Команда Open-R1 за две недели после релиза DeepSeek-R1 не просто повторила, а воспроизвела ключевые элементы этой закрытой разработки: часть пайплайна и синтетический датасет. Результат — модели Open-R1 показали схожие с DeepSeek-R1 показатели на бенчмарке MATH-500.
Например, DeepSeek-R1-Distill-Qwen-32B достигла 95.0% точности, едва не дотянувшись до 94.3% оригинала. Это выглядит как закономерный вызов всей индустрии: даже закрытые наработки гигантов AI теперь не являются неприступными крепостями.
Сообщество открытого кода успешно реплицирует их, ускоряя развитие доступных решений и снижая порог входа для тех, кто хочет играть по-крупному. В процессе выяснилось, что ответы DeepSeek-R1 поражают своими масштабами: в среднем 6000 токенов, а порой и все 20 000.

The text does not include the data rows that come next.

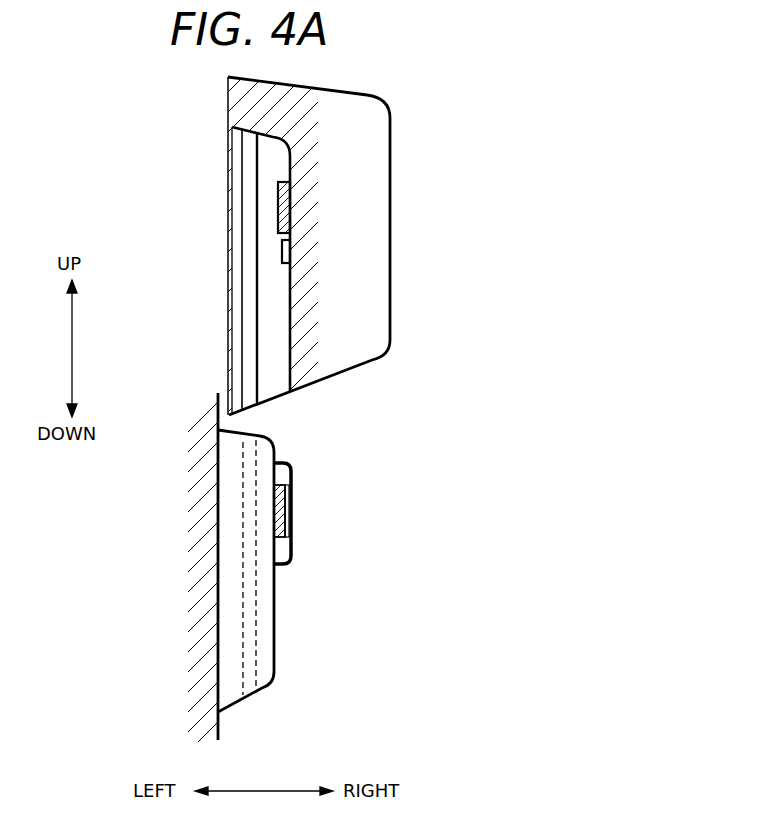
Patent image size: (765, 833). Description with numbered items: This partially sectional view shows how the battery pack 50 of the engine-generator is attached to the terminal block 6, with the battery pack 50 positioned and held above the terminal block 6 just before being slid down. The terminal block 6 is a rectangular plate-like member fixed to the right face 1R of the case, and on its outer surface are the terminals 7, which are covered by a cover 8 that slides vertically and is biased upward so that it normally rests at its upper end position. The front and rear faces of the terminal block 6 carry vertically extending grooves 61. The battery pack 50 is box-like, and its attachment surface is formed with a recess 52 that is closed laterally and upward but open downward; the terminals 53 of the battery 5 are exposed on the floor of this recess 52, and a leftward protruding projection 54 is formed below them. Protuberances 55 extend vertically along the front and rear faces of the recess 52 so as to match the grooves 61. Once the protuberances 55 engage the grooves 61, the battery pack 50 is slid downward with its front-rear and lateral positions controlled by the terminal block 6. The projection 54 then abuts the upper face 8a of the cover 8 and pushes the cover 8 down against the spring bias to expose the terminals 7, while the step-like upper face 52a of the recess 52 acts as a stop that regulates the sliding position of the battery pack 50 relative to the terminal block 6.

The battery 5 is at (299, 290).
The battery pack 50 is at (390, 190).
The recess 52 is at (270, 293).
The upper face of the recess 52a is at (250, 138).
The terminals of the battery 53 is at (278, 195).
The projection 54 is at (282, 250).
The protuberances 55 is at (242, 222).
The terminal block 6 is at (275, 648).
The grooves 61 is at (250, 622).
The terminals 7 is at (291, 492).
The cover 8 is at (291, 538).
The upper face of the cover 8a is at (281, 462).
The right face of the case 1R is at (220, 725).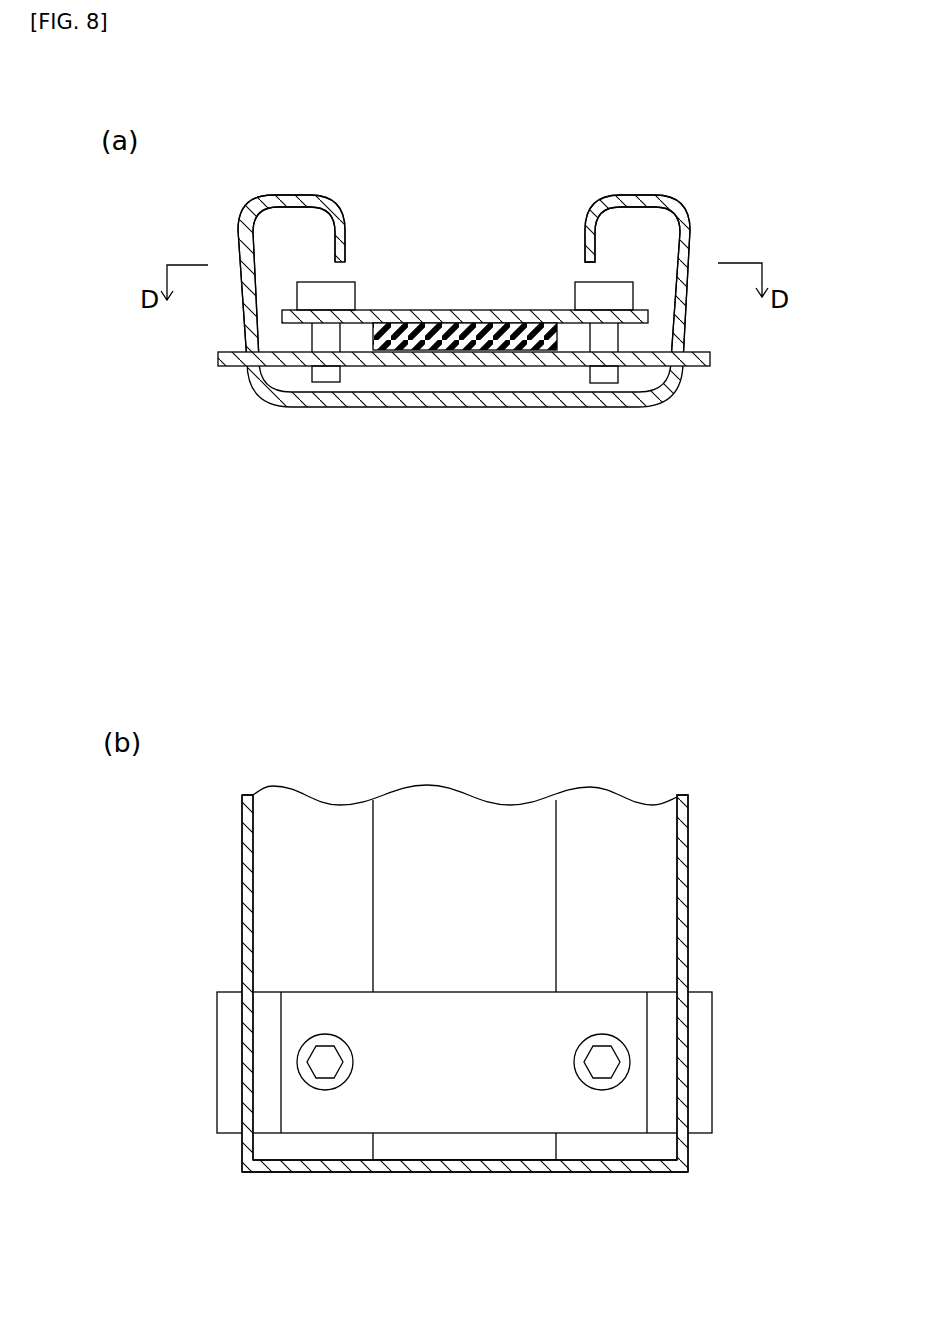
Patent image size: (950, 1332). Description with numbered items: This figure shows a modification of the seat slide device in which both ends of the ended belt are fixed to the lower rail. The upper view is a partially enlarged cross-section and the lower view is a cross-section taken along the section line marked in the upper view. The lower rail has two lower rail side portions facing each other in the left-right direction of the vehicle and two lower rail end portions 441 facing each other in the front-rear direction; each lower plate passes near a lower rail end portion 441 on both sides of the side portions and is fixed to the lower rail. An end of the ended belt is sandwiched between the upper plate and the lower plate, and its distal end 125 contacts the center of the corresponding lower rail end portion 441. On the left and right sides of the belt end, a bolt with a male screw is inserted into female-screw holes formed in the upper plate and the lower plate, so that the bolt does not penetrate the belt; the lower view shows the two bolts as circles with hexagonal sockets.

The lower rail end portion 441 is at (408, 1163).
The distal end 125 is at (463, 1163).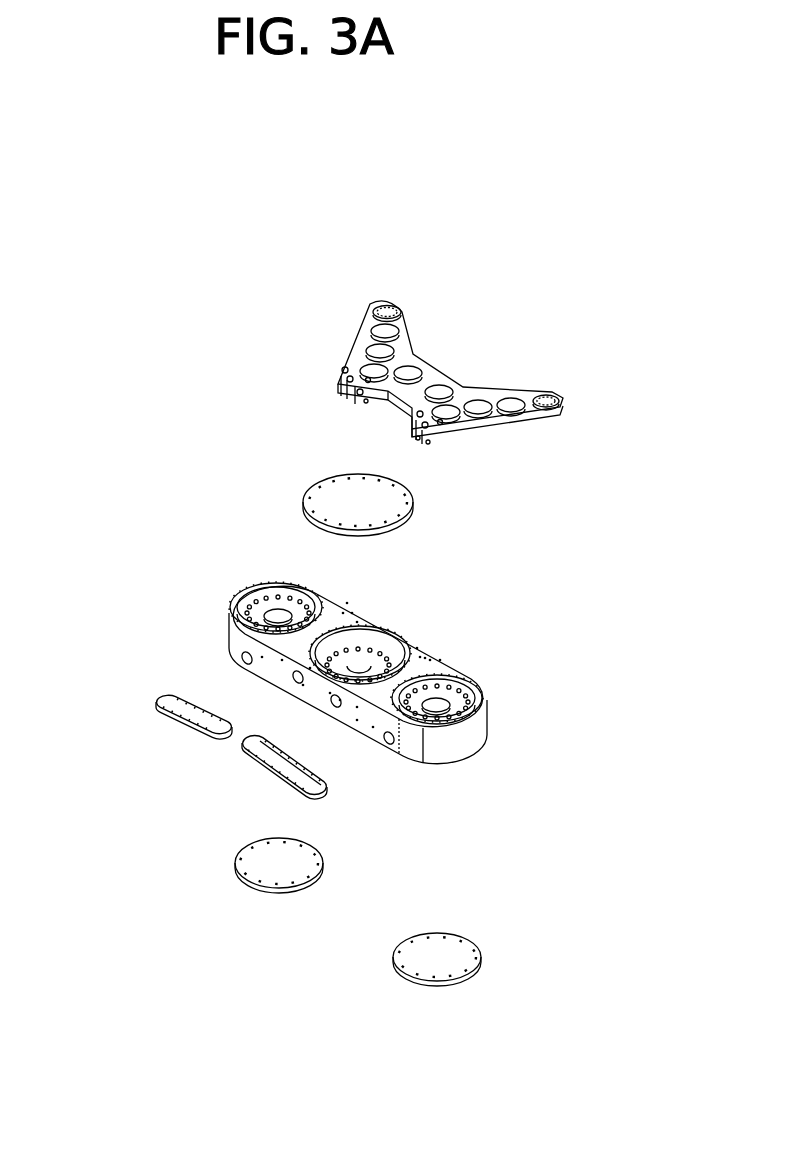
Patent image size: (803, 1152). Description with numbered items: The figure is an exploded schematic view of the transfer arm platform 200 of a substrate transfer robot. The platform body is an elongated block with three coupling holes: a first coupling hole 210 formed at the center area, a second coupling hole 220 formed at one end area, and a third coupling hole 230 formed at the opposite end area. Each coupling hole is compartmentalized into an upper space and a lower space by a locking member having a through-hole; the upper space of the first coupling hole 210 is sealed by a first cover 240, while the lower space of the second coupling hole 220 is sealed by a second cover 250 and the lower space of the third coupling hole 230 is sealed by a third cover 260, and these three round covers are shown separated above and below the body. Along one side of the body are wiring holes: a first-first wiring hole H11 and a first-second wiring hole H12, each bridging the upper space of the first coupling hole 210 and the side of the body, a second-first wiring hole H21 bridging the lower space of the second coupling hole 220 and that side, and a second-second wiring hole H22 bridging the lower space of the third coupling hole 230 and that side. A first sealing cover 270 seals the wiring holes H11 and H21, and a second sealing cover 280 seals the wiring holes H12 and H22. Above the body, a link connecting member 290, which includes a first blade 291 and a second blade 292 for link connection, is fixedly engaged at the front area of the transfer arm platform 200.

The transfer arm platform 200 is at (112, 196).
The first coupling hole 210 is at (372, 660).
The second coupling hole 220 is at (458, 687).
The third coupling hole 230 is at (268, 598).
The first cover 240 is at (322, 498).
The second cover 250 is at (412, 957).
The third cover 260 is at (253, 867).
The first sealing cover 270 is at (280, 775).
The second sealing cover 280 is at (182, 722).
The link connecting member 290 is at (442, 371).
The first blade 291 is at (552, 393).
The second blade 292 is at (384, 306).
The (1_1)-st wiring hole H11 is at (337, 710).
The (1_2)-nd wiring hole H12 is at (296, 682).
The (2_1)-st wiring hole H21 is at (390, 748).
The (2_2)-nd wiring hole H22 is at (240, 660).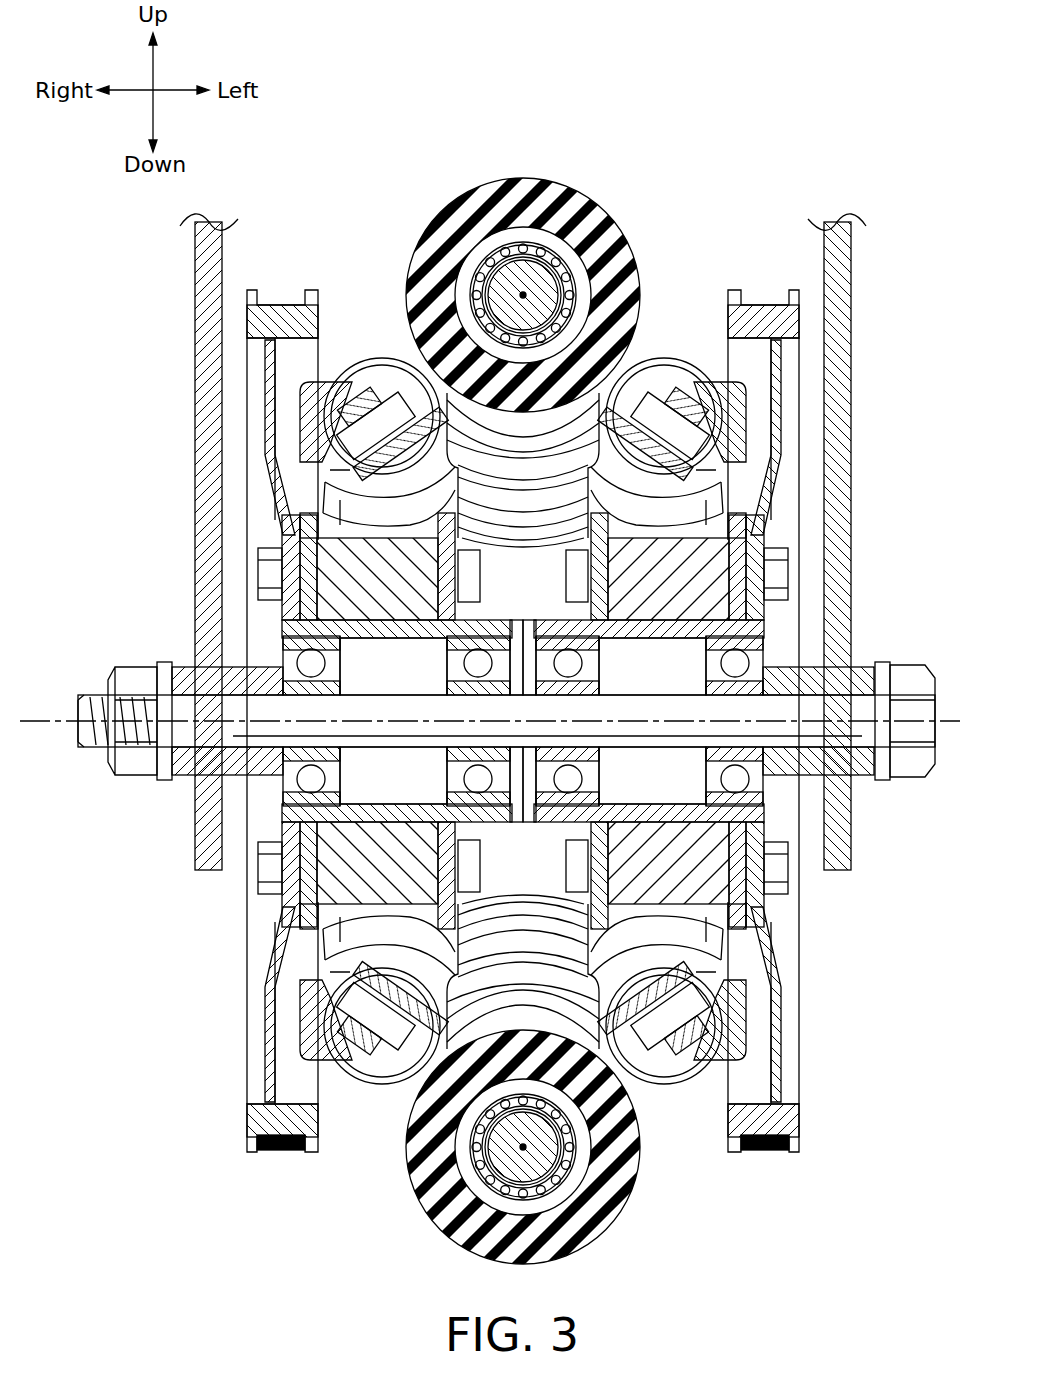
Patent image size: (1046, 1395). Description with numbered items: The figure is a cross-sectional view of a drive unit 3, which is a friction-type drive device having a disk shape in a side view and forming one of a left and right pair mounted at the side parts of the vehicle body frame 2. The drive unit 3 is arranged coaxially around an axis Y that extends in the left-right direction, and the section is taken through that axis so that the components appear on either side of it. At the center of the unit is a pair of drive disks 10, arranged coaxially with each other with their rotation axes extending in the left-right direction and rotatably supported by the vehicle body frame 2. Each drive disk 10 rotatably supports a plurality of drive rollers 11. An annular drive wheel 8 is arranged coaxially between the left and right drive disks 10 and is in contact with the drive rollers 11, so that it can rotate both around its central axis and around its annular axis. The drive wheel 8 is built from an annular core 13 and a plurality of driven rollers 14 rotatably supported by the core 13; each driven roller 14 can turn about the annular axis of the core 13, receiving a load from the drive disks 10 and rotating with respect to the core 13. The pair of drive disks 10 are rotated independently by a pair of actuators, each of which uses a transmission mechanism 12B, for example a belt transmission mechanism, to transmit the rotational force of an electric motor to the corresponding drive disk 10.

The vehicle body frame 2 is at (200, 318).
The drive unit 3 is at (368, 176).
The drive wheel 8 is at (484, 684).
The drive disk 10 is at (340, 362).
The drive roller 11 is at (652, 380).
The transmission mechanism 12B is at (243, 1168).
The core 13 is at (532, 280).
The driven roller 14 is at (438, 244).
The axis Y is at (947, 720).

Такое «словоизвержение», эквивалентное десяткам страниц, ставит перед исследователями непростые задачи, особенно в области GPRO-тренинга, который потребует немалых вычислительных мощностей. Коллективные усилия и открытые данные, как показывает пример Open-R1, становятся реальным катализатором прогресса.
Это подрывает монополию крупных игроков и стимулирует появление более доступных и адаптивных AI-агентов, что уже меняет конкурентную игру.